Added: tika/trunk/tika-translate/src/main/java/org/apache/tika/language/translate/CachedTranslator.java
URL: http://svn.apache.org/viewvc/tika/trunk/tika-translate/src/main/java/org/apache/tika/language/translate/CachedTranslator.java?rev=1611417&view=auto
==============================================================================
--- tika/trunk/tika-translate/src/main/java/org/apache/tika/language/translate/CachedTranslator.java (added)

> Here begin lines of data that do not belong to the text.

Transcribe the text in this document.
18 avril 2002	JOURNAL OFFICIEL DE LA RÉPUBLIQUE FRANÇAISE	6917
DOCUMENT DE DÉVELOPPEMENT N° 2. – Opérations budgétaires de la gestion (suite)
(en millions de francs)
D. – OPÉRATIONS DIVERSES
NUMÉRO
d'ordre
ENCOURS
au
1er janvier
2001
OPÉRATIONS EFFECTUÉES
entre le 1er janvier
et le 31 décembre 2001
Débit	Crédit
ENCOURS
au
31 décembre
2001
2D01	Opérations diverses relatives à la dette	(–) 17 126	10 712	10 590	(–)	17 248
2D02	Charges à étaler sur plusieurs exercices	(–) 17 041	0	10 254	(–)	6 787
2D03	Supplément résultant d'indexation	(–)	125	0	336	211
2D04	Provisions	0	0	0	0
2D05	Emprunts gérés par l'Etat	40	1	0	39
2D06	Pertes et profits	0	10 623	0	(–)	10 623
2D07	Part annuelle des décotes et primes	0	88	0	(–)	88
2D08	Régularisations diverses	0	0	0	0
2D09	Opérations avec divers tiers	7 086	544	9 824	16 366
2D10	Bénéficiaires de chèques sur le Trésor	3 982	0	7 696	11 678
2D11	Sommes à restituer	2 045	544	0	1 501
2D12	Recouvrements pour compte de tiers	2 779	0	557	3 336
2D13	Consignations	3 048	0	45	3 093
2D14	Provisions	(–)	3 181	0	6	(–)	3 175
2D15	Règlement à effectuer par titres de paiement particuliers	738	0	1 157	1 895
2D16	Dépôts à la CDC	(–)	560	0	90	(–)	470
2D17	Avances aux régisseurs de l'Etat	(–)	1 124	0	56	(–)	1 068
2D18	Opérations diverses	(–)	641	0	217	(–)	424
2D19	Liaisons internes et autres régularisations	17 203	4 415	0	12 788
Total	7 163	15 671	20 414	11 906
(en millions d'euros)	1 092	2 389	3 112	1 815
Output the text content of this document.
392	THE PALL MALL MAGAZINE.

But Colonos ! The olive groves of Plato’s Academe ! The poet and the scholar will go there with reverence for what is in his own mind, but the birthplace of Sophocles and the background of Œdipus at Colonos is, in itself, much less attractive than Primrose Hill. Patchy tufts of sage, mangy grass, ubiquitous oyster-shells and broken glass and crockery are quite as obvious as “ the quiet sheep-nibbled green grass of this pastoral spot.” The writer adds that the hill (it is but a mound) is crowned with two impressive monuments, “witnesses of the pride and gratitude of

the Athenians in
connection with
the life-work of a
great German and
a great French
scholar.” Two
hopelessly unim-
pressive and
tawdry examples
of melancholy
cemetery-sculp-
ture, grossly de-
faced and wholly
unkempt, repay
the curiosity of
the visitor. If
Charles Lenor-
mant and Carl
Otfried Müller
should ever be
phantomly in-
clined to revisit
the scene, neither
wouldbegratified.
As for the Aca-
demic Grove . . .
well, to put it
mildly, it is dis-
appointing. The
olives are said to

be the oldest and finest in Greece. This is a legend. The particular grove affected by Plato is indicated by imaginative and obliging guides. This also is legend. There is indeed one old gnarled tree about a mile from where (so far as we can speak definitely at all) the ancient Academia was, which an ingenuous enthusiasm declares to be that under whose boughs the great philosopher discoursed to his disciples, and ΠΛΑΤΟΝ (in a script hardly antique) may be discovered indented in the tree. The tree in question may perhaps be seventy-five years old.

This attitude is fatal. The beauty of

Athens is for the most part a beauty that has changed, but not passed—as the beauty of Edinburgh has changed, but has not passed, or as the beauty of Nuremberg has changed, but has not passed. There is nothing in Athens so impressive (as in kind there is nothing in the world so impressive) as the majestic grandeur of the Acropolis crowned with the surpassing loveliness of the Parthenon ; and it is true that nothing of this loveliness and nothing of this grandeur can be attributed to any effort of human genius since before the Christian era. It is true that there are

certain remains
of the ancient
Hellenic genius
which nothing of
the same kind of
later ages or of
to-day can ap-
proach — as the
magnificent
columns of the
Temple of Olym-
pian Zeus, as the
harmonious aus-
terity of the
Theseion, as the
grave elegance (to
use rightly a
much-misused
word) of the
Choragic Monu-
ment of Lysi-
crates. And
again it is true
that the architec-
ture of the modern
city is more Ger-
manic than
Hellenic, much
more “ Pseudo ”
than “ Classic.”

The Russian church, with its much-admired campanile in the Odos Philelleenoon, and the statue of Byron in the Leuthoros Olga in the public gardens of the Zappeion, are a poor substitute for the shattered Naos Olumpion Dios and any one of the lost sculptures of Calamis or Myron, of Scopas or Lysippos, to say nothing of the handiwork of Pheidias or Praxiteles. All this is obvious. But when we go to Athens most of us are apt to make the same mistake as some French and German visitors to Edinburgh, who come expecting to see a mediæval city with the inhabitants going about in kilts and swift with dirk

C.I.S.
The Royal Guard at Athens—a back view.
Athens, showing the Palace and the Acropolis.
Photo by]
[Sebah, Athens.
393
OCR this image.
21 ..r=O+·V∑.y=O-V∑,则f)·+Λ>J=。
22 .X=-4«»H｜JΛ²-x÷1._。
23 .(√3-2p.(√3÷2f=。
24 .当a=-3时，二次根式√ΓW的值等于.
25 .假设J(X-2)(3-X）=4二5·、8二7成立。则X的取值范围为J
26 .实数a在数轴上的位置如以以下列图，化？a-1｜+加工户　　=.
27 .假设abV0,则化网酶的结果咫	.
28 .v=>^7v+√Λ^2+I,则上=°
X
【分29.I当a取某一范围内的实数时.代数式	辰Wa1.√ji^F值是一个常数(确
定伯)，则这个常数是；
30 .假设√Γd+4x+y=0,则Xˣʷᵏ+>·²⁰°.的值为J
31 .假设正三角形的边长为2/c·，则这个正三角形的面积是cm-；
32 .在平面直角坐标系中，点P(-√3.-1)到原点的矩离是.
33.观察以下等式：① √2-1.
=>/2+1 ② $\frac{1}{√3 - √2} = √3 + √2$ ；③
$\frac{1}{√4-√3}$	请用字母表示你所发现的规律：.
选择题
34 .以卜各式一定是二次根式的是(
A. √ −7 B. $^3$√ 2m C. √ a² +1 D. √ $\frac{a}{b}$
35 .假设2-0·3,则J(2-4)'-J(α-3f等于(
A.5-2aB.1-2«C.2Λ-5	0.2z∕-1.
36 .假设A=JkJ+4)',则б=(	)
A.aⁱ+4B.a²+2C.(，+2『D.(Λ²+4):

+++ tika/trunk/tika-translate/src/main/java/org/apache/tika/language/translate/CachedTranslator.java Thu Jul 17 17:51:40 2014
@@ -0,0 +1,154 @@
+/*
+ * Licensed to the Apache Software Foundation (ASF) under one or more
+ * contributor license agreements.  See the NOTICE file distributed with
+ * this work for additional information regarding copyright ownership.
+ * The ASF licenses this file to You under the Apache License, Version 2.0
+ * (the "License"); you may not use this file except in compliance with
+ * the License.  You may obtain a copy of the License at
+ *
+ *     http://www.apache.org/licenses/LICENSE-2.0
+ *
+ * Unless required by applicable law or agreed to in writing, software
+ * distributed under the License is distributed on an "AS IS" BASIS,
+ * WITHOUT WARRANTIES OR CONDITIONS OF ANY KIND, either express or implied.
+ * See the License for the specific language governing permissions and
+ * limitations under the License.
+ */
+
+package org.apache.tika.language.translate;
+
+import com.fasterxml.jackson.databind.util.LRUMap;
+import org.apache.tika.language.LanguageIdentifier;
+import org.apache.tika.language.LanguageProfile;
+
+import java.util.HashMap;
+
+/**
+ * CachedTranslator. Saves a map of previous translations in order to prevent repetitive translation requests.
+ */
+public class CachedTranslator implements Translator {
+    private static final int INITIAL_ENTRIES = 100;
+    private static final int MAX_ENTRIES = 1000;
+    private Translator translator;
+    // The cache is a map from sourceLang:targetLang to an LRUMap of previously translated pairs.
+    // Old entries are removed from the cache when it reaches its limit.
+    // For example, {en:fr -> {hello -> salut}}.
+    private HashMap<String, LRUMap<String, String>> cache;
+
+    /**
+     * Create a new CachedTranslator.
+     *
+     * @param translator The translator that should be used for the underlying translation service. The properties
+     *                   for that service must be set properly!
+     */
+    public CachedTranslator(Translator translator) {
+        this.translator = translator;
+        cache = new HashMap<String, LRUMap<String, String>>();
+    }
+
+    @Override
+    public String translate(String text, String sourceLanguage, String targetLanguage) throws Exception {
+        HashMap<String, String> translationCache = getTranslationCache(sourceLanguage, targetLanguage);
+        String translatedText = translationCache.get(text);
+        if (translatedText == null) {
+            translatedText = translator.translate(text, sourceLanguage, targetLanguage);
+            translationCache.put(text, translatedText);
+        }
+        return translatedText;
+    }
+
+    @Override
+    public String translate(String text, String targetLanguage) throws Exception {
+        LanguageIdentifier language = new LanguageIdentifier(
+                new LanguageProfile(text));
+        String sourceLanguage = language.getLanguage();
+        return translate(text, sourceLanguage, targetLanguage);
+    }
+
+    @Override
+    public boolean isAvailable() {
+        return translator.isAvailable();
+    }
+
+    /**
+     * Get the number of different source/target translation pairs this CachedTranslator
+     * currently has in its cache.
+     *
+     * @return Number of translation source/target pairs in this CachedTranslator's cache.
+     * @since Tika 1.6
+     */
+    public int getNumTranslationPairs() {
+        return cache.size();
+    }
+
+    /**
+     * Get the number of different translations from the source language to the target language
+     * this CachedTranslator has in its cache.
+     *
+     * @param sourceLanguage The source language of translation.
+     * @param targetLanguage The target language of translation.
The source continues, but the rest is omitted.